Report results from a Phase 2a study of rozanolixizumab in patients with GMG (NCT03052751).

Adults (moderate-to-severe GMG) randomized 1:1 in Period-1 (Days [D] 1-29) to 3 once-weekly, 30-minute SC-infusions of rozanolixizumab 7mg/kg or placebo, and rerandomized in Period-2 (D29-43) to 3 once-weekly infusions of rozanolixizumab 7mg/kg or 4mg/kg. D44-99 were an observation period.

In Period-1, patients received rozanolixizumab (n=21) or placebo (n=22). At D29, LSMean change from baseline in quantitative-MG (QMG) score (primary outcome) was -1.8 and -1.2 with rozanolixizumab and placebo, respectively (LSMean-difference -0.7, p=0.221). Reductions in MG-composite (MGC, -3.1 vs -1.2, LSMean-difference -1.8, p=0.089) and MG-activities of daily living (MG-ADL, -1.8 vs -0.4, LSMean-difference -1.4, p=0.036) scores were also observed. MG-ADL responder rate (≥3-point improvement) was 47.6% with rozanolixizumab versus 13.6% with placebo (p=0.017).

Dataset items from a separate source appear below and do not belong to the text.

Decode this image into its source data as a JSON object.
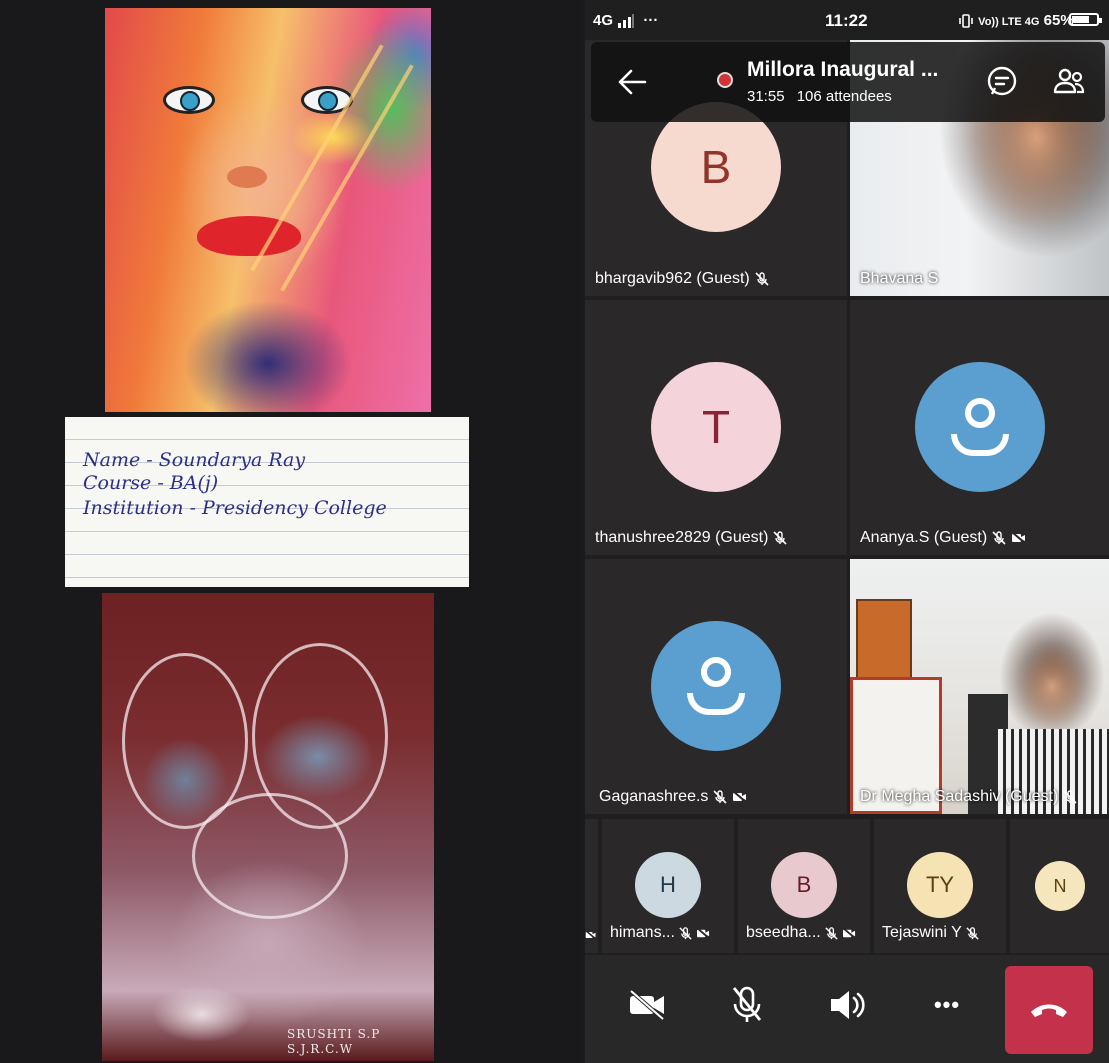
{
  "artwork": {
    "note_lines": [
      "Name - Soundarya Ray",
      "Course - BA(j)",
      "Institution - Presidency College"
    ],
    "signature_lines": [
      "SRUSHTI S.P",
      "S.J.R.C.W"
    ]
  },
  "status_bar": {
    "network_left": "4G",
    "dots": "···",
    "time": "11:22",
    "network_right": "Vo)) LTE 4G",
    "battery": "65%"
  },
  "meeting": {
    "title": "Millora Inaugural ...",
    "duration": "31:55",
    "attendees": "106 attendees"
  },
  "participants": [
    {
      "name": "bhargavib962 (Guest)",
      "initial": "B",
      "avatar_bg": "#f6d9cf",
      "avatar_fg": "#93342a",
      "muted": true
    },
    {
      "name": "Bhavana S",
      "video": true
    },
    {
      "name": "thanushree2829 (Guest)",
      "initial": "T",
      "avatar_bg": "#f5d3da",
      "avatar_fg": "#8a2537",
      "muted": true
    },
    {
      "name": "Ananya.S (Guest)",
      "generic_avatar": true,
      "muted": true,
      "camera_off": true
    },
    {
      "name": "Gaganashree.s",
      "generic_avatar": true,
      "muted": true,
      "camera_off": true
    },
    {
      "name": "Dr Megha Sadashiv (Guest)",
      "video": true,
      "muted": true
    }
  ],
  "small_participants": [
    {
      "name": "himans...",
      "initial": "H",
      "avatar_bg": "#cdd9e0",
      "avatar_fg": "#21384a"
    },
    {
      "name": "bseedha...",
      "initial": "B",
      "avatar_bg": "#e8c9cd",
      "avatar_fg": "#6a1c25"
    },
    {
      "name": "Tejaswini Y",
      "initial": "TY",
      "avatar_bg": "#f6e3b4",
      "avatar_fg": "#5a4210"
    },
    {
      "name": "",
      "initial": "N",
      "avatar_bg": "#f6e6bd",
      "avatar_fg": "#5a4210"
    }
  ],
  "controls": {
    "more": "•••"
  },
  "colors": {
    "hangup": "#c4314b",
    "recording": "#d13438",
    "generic_avatar": "#5b9fd0"
  }
}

Improvements continued in Period-2: for patients continuing rozanolixizumab 7mg/kg, mean(SD) change from baseline scores 1-week post-final-dose (D50) were: QMG -5.08(3.64); MGC -8.5(4.6); MG-ADL -3.90(4.43); patients reallocated to rozanolixizumab also saw clinical improvements. Rapid total IgG and anti-AChR antibody titer reductions were seen, with mean reductions of ~68% in patients continuing rozanolixizumab 7mg/kg.

During Period-1, 16/21 (76.2%) and 0/21 patients receiving rozanolixizumab and 16/22 (72.7%) and 2/22 (9.1%) taking placebo reported ≥1 TEAE and SAE, respectively. By D99, 36/43 (83.7%) rozanolixizumab-treated patients reported ≥1 TEAE, and 5/43 (11.6%) reported ≥1 SAE; no deaths occurred. As expected, headache was more frequent (57.1%) versus placebo (13.6%) (Period-1); all were manageable and resolved with standard therapies. Per protocol, three rozanolixizumab-treated patients with headache withdrew.

Proof-of-concept was achieved based on clinically-meaningful improvements in MG outcomes and reductions in autoantibody titers, although difference versus placebo for the primary outcome was not statistically significant. The safety profile was consistent with other SC rozanolixizumab studies.